SWDs in Gria4^tm1Dgen mice. (A) Representative EEG of a Gria4^tm1Dgen homozygous mouse, showing the six differential traces from the four electrodes, over the right front (RF), left front (LF), right back (RB), left back (LB) surfaces of the cerebral cortex, and a representative spike–wave burst lasting ∼6 s with its characteristic high amplitude, synchronous, rhythmic and generalized pattern. (B) Plots of SWD length and incidence in a typical recording session of four different Gria4^tm1Dgen homozygous mice, treated with either 200 mg/kg ethosuximide (ETX—right side), or normal saline (left), injected subcutaneously after ∼90 min of recording (arrows). Note the cessation of SWD for 50 min post-injection, seen only in the ETX-treated mice, followed by SWD activity.

Figure 5.

Spontaneous synaptic activity of the thalamic reticular nucleus in homozygous versus heterozygous Gria4^spwk1 mice. (A) Spontaneous EPSCs recorded in two cells from littermate heterozygous (+/−, black) and homozygous (−/−, gray) mice. Each trace represents the average of all well-isolated individual EPSCs per cell and are plotted either separately (top panels) or normalized to the peak and overlaid (bottom). (B) Scatter representation of the mean amplitude and half width of spontaneous EPSCs recorded from individual +/− (n = 12) and −/− (n = 9) cells, each represented by a single symbol. Each type of symbol (e.g. ○,◊,□.) indicates cells belonging to the same pair of littermate +/− and −/− mice (six pairs total). Each diagonal line is the comparison between the mean responses measured for each littermate pair. One pair was examined on each experimental day. The experimenter was blinded as to mouse genotype during recording and analysis. The filled symbols correspond to the +/− and −/− littermate cells shown in (A). The overall population of cells shows significantly smaller and slower EPSCs in homozygous mice. (C) Total population of EPSCs recorded in +/− (black, n = 9032 events in 12 cells) versus −/− (gray, n = 5882 events in nine cells) mice. The scatter plots illustrate the relationship between half width and amplitude of EPSCs in +/− (C1) and −/− (C2) mice, each point representing an individual event.
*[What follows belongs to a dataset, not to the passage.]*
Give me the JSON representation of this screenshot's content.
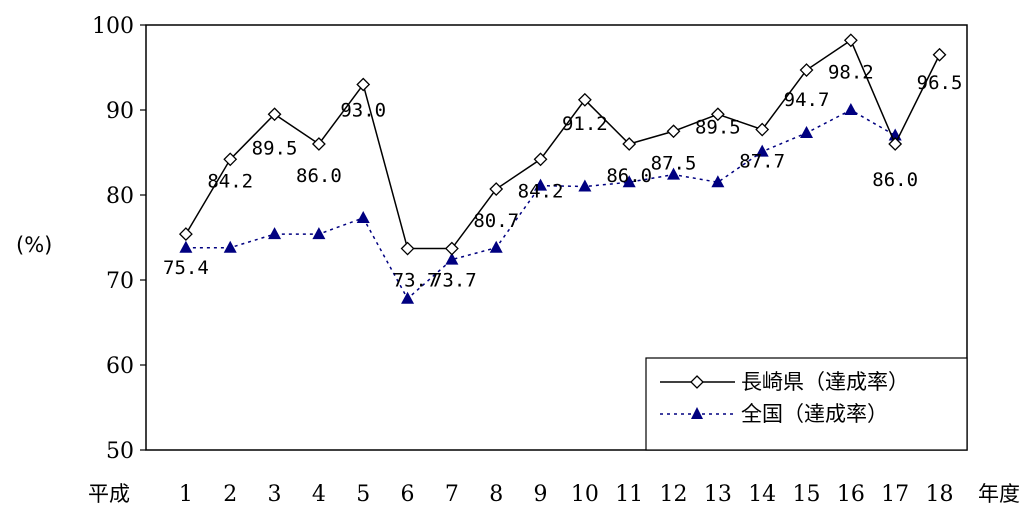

In panel C3, the data from C1 (+/−, black) and C2 (−/−, gray) are also shown overlapped on a single graph, together with the normalized distribution of the same parameters plotted outside the X and Y axes. Note the lack of large and fast events in −/− neurons. Plotted on C4, the corresponding histograms show a significant decrease in amplitude and increase in duration in mutants, whereas the mean synaptic charge per EPSC was slightly increased, but the changes are not significantly different (inset). *P < 0.05; **P < 0.01.